In his later years, Vonnegut often spoke on college campuses where he displayed an irreverent sense of humor and called himself an "unbelieving believer." In a presentation at the University of Wisconsin, he told the audience about his late Uncle Alex. He described his uncle as a graduate of Harvard who was an honest life insurance salesman in the Midwest. He was well-read and wise, and his principal complaint about people was that they so seldom noticed when they were happy. Vonnegut said, "So when we were doing something such as drinking lemonade under an apple tree in the summer, and talking lazily about this and that, Uncle Alex would suddenly interrupt and exclaim, €˜If this isn't nice, I don't know what is.'"

Vonnegut said to the college students, "Please notice when you are happy and exclaim or murmur or at least think to yourself: "If this isn't nice, I don't know what is."

Then he asked the students if they ever had a teacher who made them happier to be alive than they previously believed possible. Nearly every student's hand shot up.

Vonnegut said, "Please say the name of that teacher out loud to someone sitting near you."

For a few moments the room was a cacophony of names.

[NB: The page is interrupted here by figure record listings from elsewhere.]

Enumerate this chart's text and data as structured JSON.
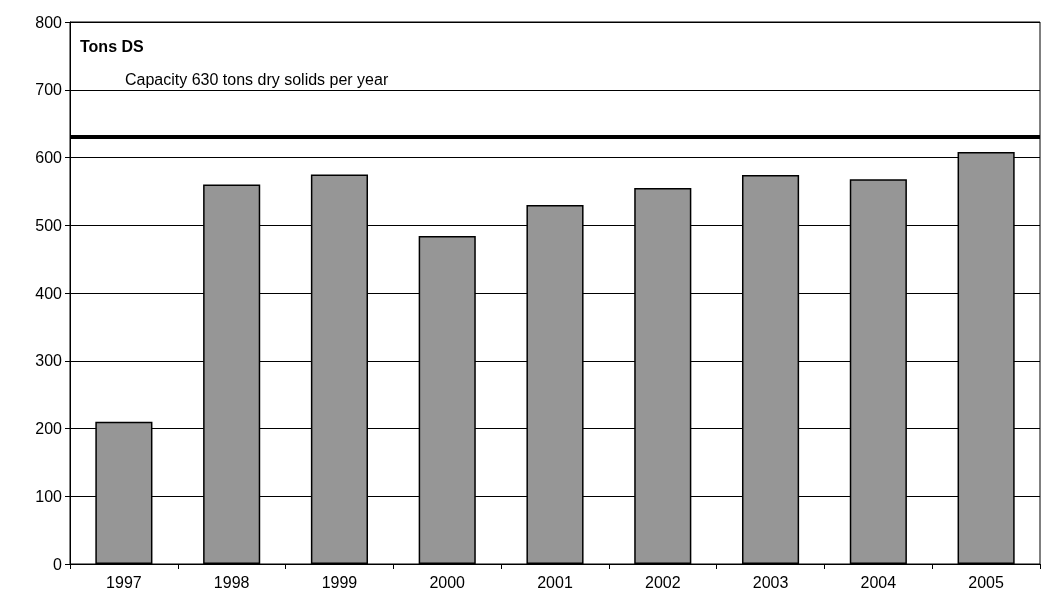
{
  "chart_data": {
    "type": "bar",
    "ylabel": "Tons DS",
    "categories": [
      "1997",
      "1998",
      "1999",
      "2000",
      "2001",
      "2002",
      "2003",
      "2004",
      "2005"
    ],
    "values": [
      210,
      560,
      575,
      484,
      530,
      555,
      574,
      568,
      608
    ],
    "color": "#969696",
    "ylim": [
      0,
      800
    ],
    "yticks": [
      0,
      100,
      200,
      300,
      400,
      500,
      600,
      700,
      800
    ],
    "grid": "y",
    "ref_lines": [
      {
        "axis": "y",
        "value": 630,
        "label": "Capacity 630 tons dry solids per year",
        "color": "#000000"
      }
    ]
  }
}
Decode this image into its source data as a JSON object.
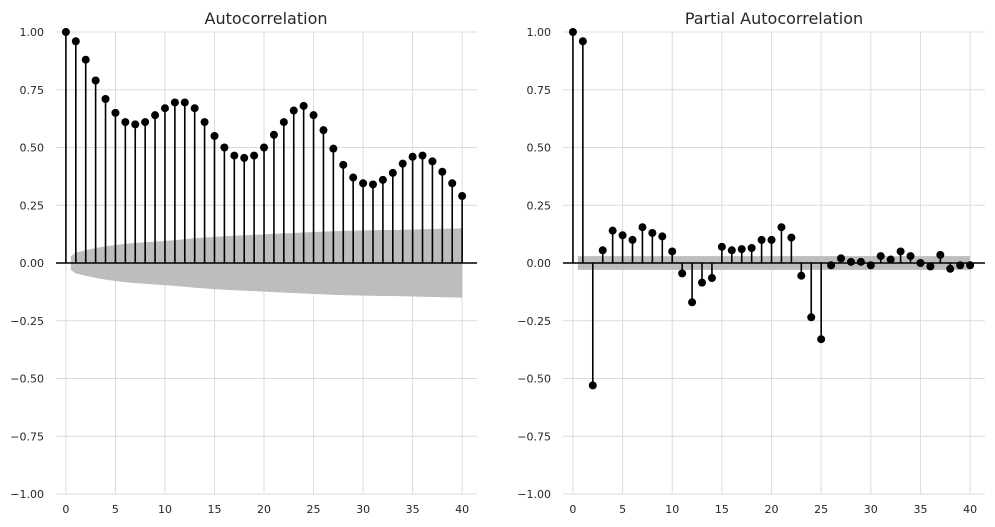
{
  "chart_data": [
    {
      "type": "stem",
      "title": "Autocorrelation",
      "xlim": [
        -1,
        41.5
      ],
      "ylim": [
        -1.0,
        1.0
      ],
      "x_ticks": [
        0,
        5,
        10,
        15,
        20,
        25,
        30,
        35,
        40
      ],
      "y_ticks": [
        -1.0,
        -0.75,
        -0.5,
        -0.25,
        0.0,
        0.25,
        0.5,
        0.75,
        1.0
      ],
      "x_tick_labels": [
        "0",
        "5",
        "10",
        "15",
        "20",
        "25",
        "30",
        "35",
        "40"
      ],
      "y_tick_labels": [
        "−1.00",
        "−0.75",
        "−0.50",
        "−0.25",
        "0.00",
        "0.25",
        "0.50",
        "0.75",
        "1.00"
      ],
      "grid": true,
      "lags": [
        0,
        1,
        2,
        3,
        4,
        5,
        6,
        7,
        8,
        9,
        10,
        11,
        12,
        13,
        14,
        15,
        16,
        17,
        18,
        19,
        20,
        21,
        22,
        23,
        24,
        25,
        26,
        27,
        28,
        29,
        30,
        31,
        32,
        33,
        34,
        35,
        36,
        37,
        38,
        39,
        40
      ],
      "values": [
        1.0,
        0.96,
        0.88,
        0.79,
        0.71,
        0.65,
        0.61,
        0.6,
        0.61,
        0.64,
        0.67,
        0.695,
        0.695,
        0.67,
        0.61,
        0.55,
        0.5,
        0.465,
        0.455,
        0.465,
        0.5,
        0.555,
        0.61,
        0.66,
        0.68,
        0.64,
        0.575,
        0.495,
        0.425,
        0.37,
        0.345,
        0.34,
        0.36,
        0.39,
        0.43,
        0.46,
        0.465,
        0.44,
        0.395,
        0.345,
        0.29
      ],
      "confidence_band": {
        "lags": [
          0.5,
          1,
          2,
          3,
          4,
          5,
          6,
          7,
          8,
          9,
          10,
          11,
          12,
          13,
          14,
          15,
          16,
          17,
          18,
          19,
          20,
          21,
          22,
          23,
          24,
          25,
          26,
          27,
          28,
          29,
          30,
          31,
          32,
          33,
          34,
          35,
          36,
          37,
          38,
          39,
          40
        ],
        "upper": [
          0.03,
          0.045,
          0.055,
          0.065,
          0.072,
          0.078,
          0.083,
          0.087,
          0.09,
          0.093,
          0.096,
          0.099,
          0.103,
          0.107,
          0.11,
          0.113,
          0.116,
          0.118,
          0.12,
          0.122,
          0.124,
          0.126,
          0.128,
          0.13,
          0.132,
          0.134,
          0.136,
          0.138,
          0.139,
          0.14,
          0.141,
          0.142,
          0.143,
          0.143,
          0.144,
          0.145,
          0.146,
          0.147,
          0.148,
          0.149,
          0.15
        ]
      }
    },
    {
      "type": "stem",
      "title": "Partial Autocorrelation",
      "xlim": [
        -1,
        41.5
      ],
      "ylim": [
        -1.0,
        1.0
      ],
      "x_ticks": [
        0,
        5,
        10,
        15,
        20,
        25,
        30,
        35,
        40
      ],
      "y_ticks": [
        -1.0,
        -0.75,
        -0.5,
        -0.25,
        0.0,
        0.25,
        0.5,
        0.75,
        1.0
      ],
      "x_tick_labels": [
        "0",
        "5",
        "10",
        "15",
        "20",
        "25",
        "30",
        "35",
        "40"
      ],
      "y_tick_labels": [
        "−1.00",
        "−0.75",
        "−0.50",
        "−0.25",
        "0.00",
        "0.25",
        "0.50",
        "0.75",
        "1.00"
      ],
      "grid": true,
      "lags": [
        0,
        1,
        2,
        3,
        4,
        5,
        6,
        7,
        8,
        9,
        10,
        11,
        12,
        13,
        14,
        15,
        16,
        17,
        18,
        19,
        20,
        21,
        22,
        23,
        24,
        25,
        26,
        27,
        28,
        29,
        30,
        31,
        32,
        33,
        34,
        35,
        36,
        37,
        38,
        39,
        40
      ],
      "values": [
        1.0,
        0.96,
        -0.53,
        0.055,
        0.14,
        0.12,
        0.1,
        0.155,
        0.13,
        0.115,
        0.05,
        -0.045,
        -0.17,
        -0.085,
        -0.065,
        0.07,
        0.055,
        0.06,
        0.065,
        0.1,
        0.1,
        0.155,
        0.11,
        -0.055,
        -0.235,
        -0.33,
        -0.01,
        0.02,
        0.005,
        0.005,
        -0.01,
        0.03,
        0.015,
        0.05,
        0.03,
        0.0,
        -0.015,
        0.035,
        -0.025,
        -0.01,
        -0.01
      ],
      "confidence_band": {
        "lags": [
          0.5,
          40
        ],
        "upper": [
          0.03,
          0.03
        ]
      }
    }
  ]
}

When the din of all those voices died down, he said, "If this isn't nice, I don't know what is."4

Many in our world are in search of a deeper spiritual life. They want to experience the serenity in their soul that comes from connecting with God. Do you know the quickest and best way to jump start a rich spiritual life? Cultivate a grateful heart.

I'm going to pause for 60 seconds and during that time, I want you to ponder at least three things for which you are grateful... [End of 60 seconds]: If you thought of any people for whom you are grateful, tell them. It will mean the world to them.

The Thanksgiving holiday provides a unique break from our normal routines. We have the opportunity to be together with family and friends, and the excuse to indulge in more food and drink than we need. I hope you will be with people you love and you will feel the stirring in your heart that comes from the ties that bind you together. I know you will give thanks for the precious gift of life and the many blessings that come your way. Despite the problems of our world and the difficulties of your life, I hope you will experience the internal peace and satisfaction that arises from a deep inner knowledge that life is good because God is good. And, I pray that this simple prayer of thanksgiving will emerge from your soul: God, if this isn't nice, I don't know what is.


  1. 1 Thessalonians 5:16-18a
  2. Tom Gordon, "Gratitude," Look Well to this Day, (Glasgow, Scotland: Wild Goose Publications, 2014), p.234.
  3. Diana Kapp, "Raising Children With an Attitude of Gratitude," Wall Street Journal, December 23, 2013.
  4. John Buchanan, "This Our Hymn of Grateful Praise," November 18, 2007.